Following the objections from Humpherson, a spokesman for Khan said that the original press release has been changed to provide “further detail has been added to a press release issued in July 2023 around the specific reductions achieved with knife crime in the capital”.
Knife crime will likely be a major political issue in 2024 when Mr Khan will seek a historic third term in office. Khan’s chief opponent in the upcoming race, Tory London Assembly Member Susan Hall, has vowed to invest £200 million into policing to get reduce crime in the capital.
“We will stop at nothing until criminals are locked up and our streets are safer again,” Hall said, pledging to set up specialist police units to tackle burglaries, robberies, and theft, which she said have “been ignored too often”.

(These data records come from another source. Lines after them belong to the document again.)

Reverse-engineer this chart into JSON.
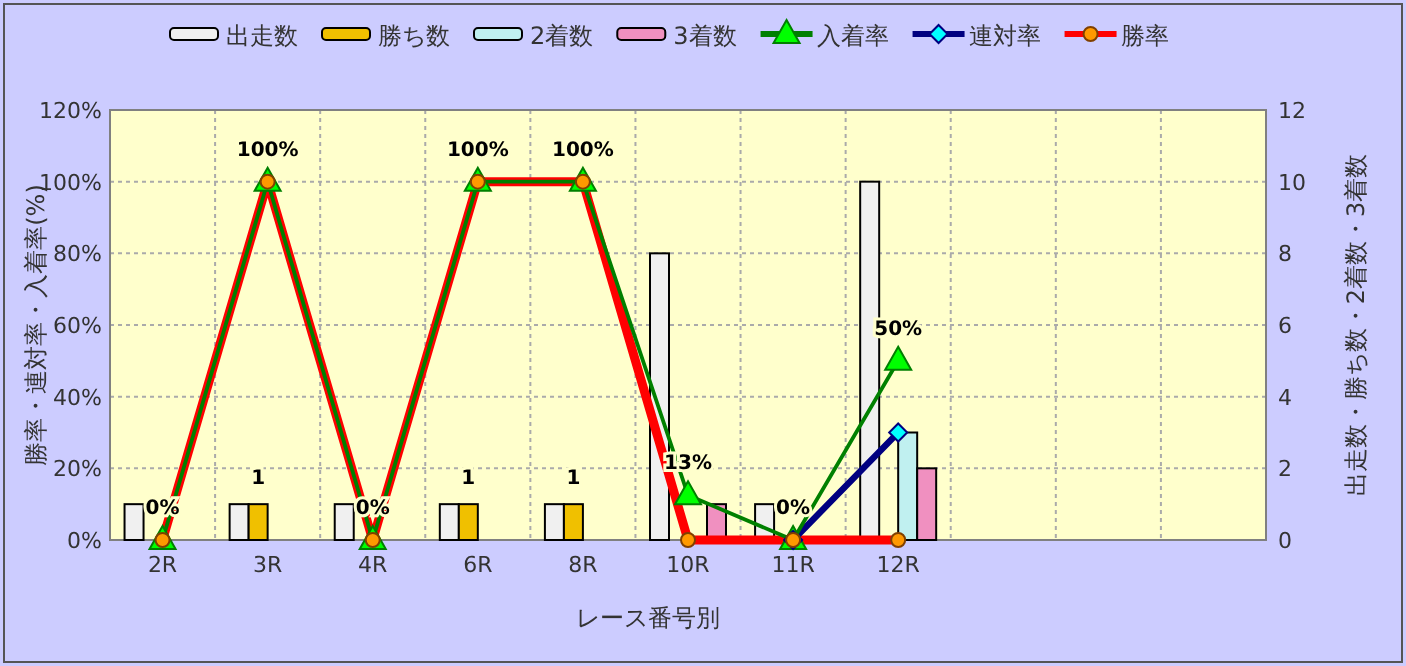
{
  "chart_data": {
    "type": "bar",
    "xlabel": "レース番号別",
    "ylabel": "勝率・連対率・入着率(%)",
    "y2label": "出走数・勝ち数・2着数・3着数",
    "categories": [
      "2R",
      "3R",
      "4R",
      "6R",
      "8R",
      "10R",
      "11R",
      "12R",
      null,
      null,
      null
    ],
    "ylim": [
      0,
      120
    ],
    "yticks": [
      {
        "value": 0,
        "label": "0%"
      },
      {
        "value": 20,
        "label": "20%"
      },
      {
        "value": 40,
        "label": "40%"
      },
      {
        "value": 60,
        "label": "60%"
      },
      {
        "value": 80,
        "label": "80%"
      },
      {
        "value": 100,
        "label": "100%"
      },
      {
        "value": 120,
        "label": "120%"
      }
    ],
    "y2lim": [
      0,
      12
    ],
    "y2ticks": [
      0,
      2,
      4,
      6,
      8,
      10,
      12
    ],
    "grid": true,
    "legend": "top",
    "series": [
      {
        "name": "出走数",
        "type": "bar",
        "axis": "y2",
        "color": "#f0f0f0",
        "values": [
          1,
          1,
          1,
          1,
          1,
          8,
          1,
          10,
          null,
          null,
          null
        ]
      },
      {
        "name": "勝ち数",
        "type": "bar",
        "axis": "y2",
        "color": "#f0c000",
        "values": [
          0,
          1,
          0,
          1,
          1,
          0,
          0,
          0,
          null,
          null,
          null
        ],
        "value_labels": [
          null,
          "1",
          null,
          "1",
          "1",
          null,
          null,
          null,
          null,
          null,
          null
        ]
      },
      {
        "name": "2着数",
        "type": "bar",
        "axis": "y2",
        "color": "#c0f0f0",
        "values": [
          0,
          0,
          0,
          0,
          0,
          0,
          0,
          3,
          null,
          null,
          null
        ]
      },
      {
        "name": "3着数",
        "type": "bar",
        "axis": "y2",
        "color": "#f090c0",
        "values": [
          0,
          0,
          0,
          0,
          0,
          1,
          0,
          2,
          null,
          null,
          null
        ]
      },
      {
        "name": "入着率",
        "type": "line",
        "color": "#008000",
        "marker": "triangle",
        "values": [
          0,
          100,
          0,
          100,
          100,
          12.5,
          0,
          50,
          null,
          null,
          null
        ],
        "value_labels": [
          "0%",
          "100%",
          "0%",
          "100%",
          "100%",
          "13%",
          "0%",
          "50%",
          null,
          null,
          null
        ]
      },
      {
        "name": "連対率",
        "type": "line",
        "color": "#000080",
        "marker": "diamond",
        "values": [
          null,
          null,
          null,
          null,
          null,
          null,
          0,
          30,
          null,
          null,
          null
        ]
      },
      {
        "name": "勝率",
        "type": "line",
        "color": "#ff0000",
        "marker": "circle",
        "values": [
          0,
          100,
          0,
          100,
          100,
          0,
          0,
          0,
          null,
          null,
          null
        ]
      }
    ]
  }
}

Hall has also vowed to “take the scourge of knife crime” and said that she would invest in knife detection wands for police officers to be able to conduct “searches faster and less intrusively.”
Editor’s Note 07-12-23: An earlier version of this article inadvertently conflated the Office of National Statistics and the Office for Statistics Regulation, both bodies based in the same building in London and both arms of the UK Statistics Authority. This has been corrected for clarity.